The gray-haired man squinted back at me in surprise. “That’s right. Still humming. Wen-chong, tell me what that means.”
Wen-chong looked down at the radio and then sideways at me.
“Capacitor,” I said.
“Who is this guy, Wen-chong?”
“Friend of Peter Hong’s.”
The professor straightened up and looked me in the eye. He was taller than me, with a broad forehead and kind eyes. He took a pair of horn-rimmed glasses out of his pocket and put them on.
“I’m Chia-lin,” I said.
“John Gleason.” He shook my hand. “Fix this in an hour and I’ll take you out to dinner.”
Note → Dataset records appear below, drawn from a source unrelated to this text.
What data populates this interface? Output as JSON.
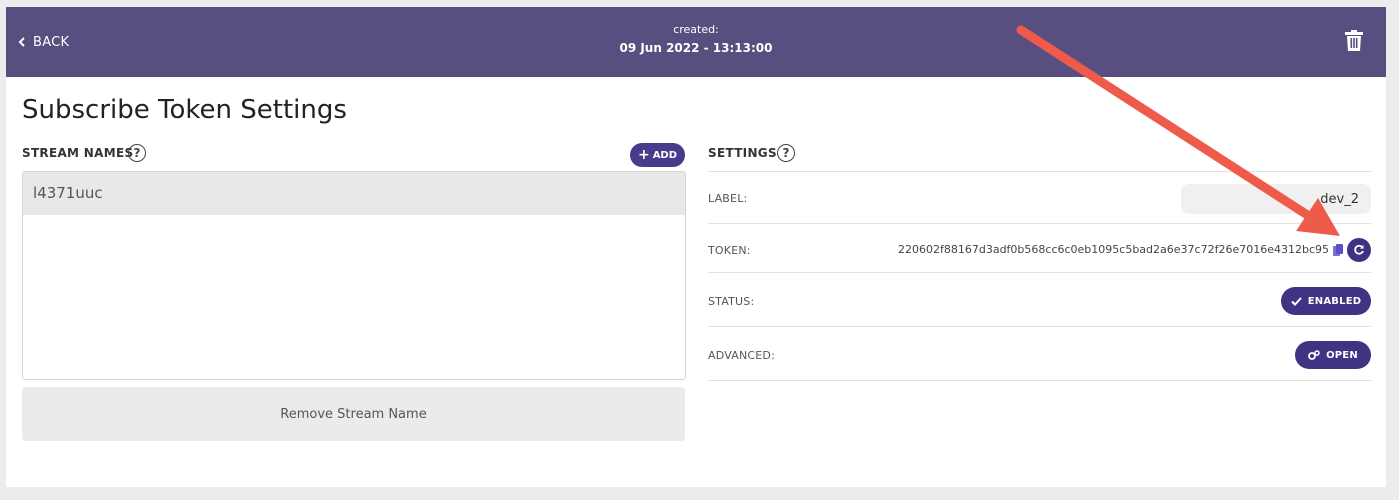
{
  "header": {
    "back_label": "BACK",
    "created_label": "created:",
    "created_value": "09 Jun 2022 - 13:13:00"
  },
  "page_title": "Subscribe Token Settings",
  "stream_names": {
    "section_label": "STREAM NAMES",
    "help": "?",
    "add_label": "ADD",
    "items": [
      "l4371uuc"
    ],
    "remove_label": "Remove Stream Name"
  },
  "settings": {
    "section_label": "SETTINGS",
    "help": "?",
    "label_label": "LABEL:",
    "label_value": "dev_2",
    "token_label": "TOKEN:",
    "token_value": "220602f88167d3adf0b568cc6c0eb1095c5bad2a6e37c72f26e7016e4312bc95",
    "status_label": "STATUS:",
    "status_button": "ENABLED",
    "advanced_label": "ADVANCED:",
    "advanced_button": "OPEN"
  },
  "colors": {
    "header_bg": "#584e80",
    "accent": "#3f3384",
    "annotation_arrow": "#ef5b4b"
  }
}
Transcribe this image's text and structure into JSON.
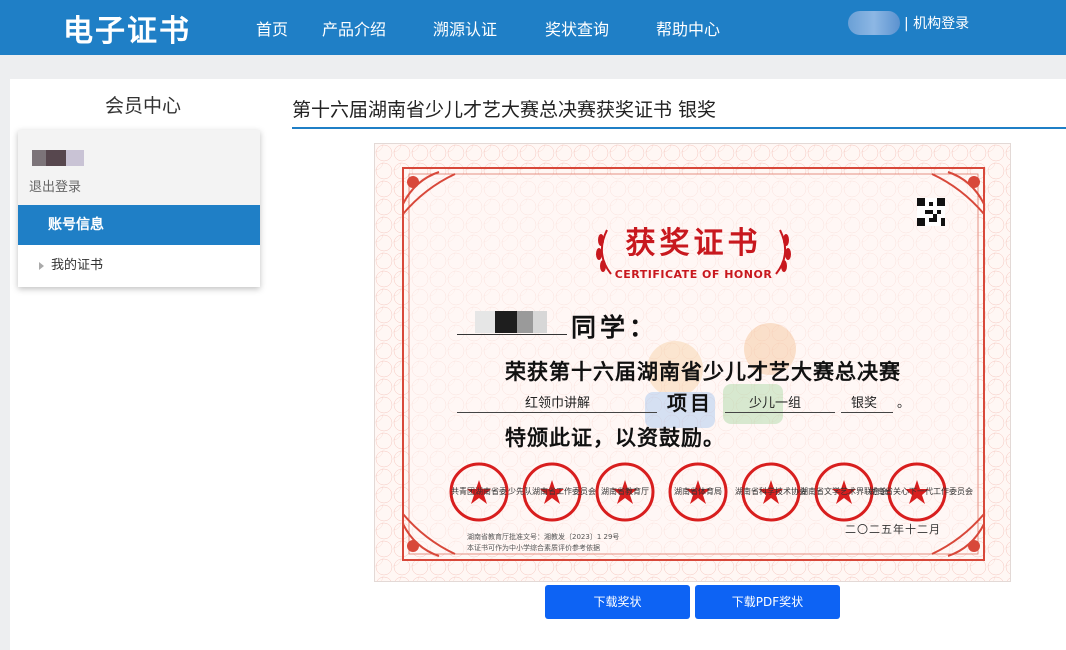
{
  "header": {
    "logo": "电子证书",
    "nav": [
      "首页",
      "产品介绍",
      "溯源认证",
      "奖状查询",
      "帮助中心"
    ],
    "login_link": "| 机构登录"
  },
  "sidebar": {
    "title": "会员中心",
    "logout": "退出登录",
    "active_item": "账号信息",
    "items": [
      "我的证书"
    ]
  },
  "main": {
    "page_title": "第十六届湖南省少儿才艺大赛总决赛获奖证书 银奖"
  },
  "certificate": {
    "title": "获奖证书",
    "subtitle": "CERTIFICATE OF HONOR",
    "tongxue": "同学：",
    "line1": "荣获第十六届湖南省少儿才艺大赛总决赛",
    "project_name": "红领巾讲解",
    "project_label": "项目",
    "group": "少儿一组",
    "award": "银奖",
    "end_mark": "。",
    "line3": "特颁此证，以资鼓励。",
    "seal_captions": [
      "共青团湖南省委",
      "少先队湖南省工作委员会",
      "湖南省教育厅",
      "湖南省体育局",
      "湖南省科学技术协会",
      "湖南省文学艺术界联合会",
      "湖南省关心下一代工作委员会"
    ],
    "date": "二〇二五年十二月",
    "footnote_1": "湖南省教育厅批准文号：湘教发〔2023〕1 29号",
    "footnote_2": "本证书可作为中小学综合素质评价参考依据"
  },
  "buttons": {
    "download": "下载奖状",
    "download_pdf": "下载PDF奖状"
  },
  "colors": {
    "brand_blue": "#1f7fc6",
    "button_blue": "#0d63f4",
    "seal_red": "#d81e1e",
    "cert_red": "#c8181e"
  }
}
I smiled. “Twenty minutes.”
Professor Gleason laughed. “I’ll time you,” he said.
W
EN-CHONG AND
I pushed the receiver back into the building and took it up the elevator. In the lab he rummaged through little metal drawers. I glanced at the photograph of the rocket at Fort Churchill, and at the gleaming equipment around me. My heart raced, but I sat down to examine the receiver’s circuitry, following the flow of electrons—zipping through wires, handing off the charge inside each capacitor in a kind of molecular relay race.
“Here!” Wen-chong threw a new capacitor and a roll of solder onto the counter beside me. He laughed. “I know Gleason. If you’re one minute late, he won’t take you to dinner.”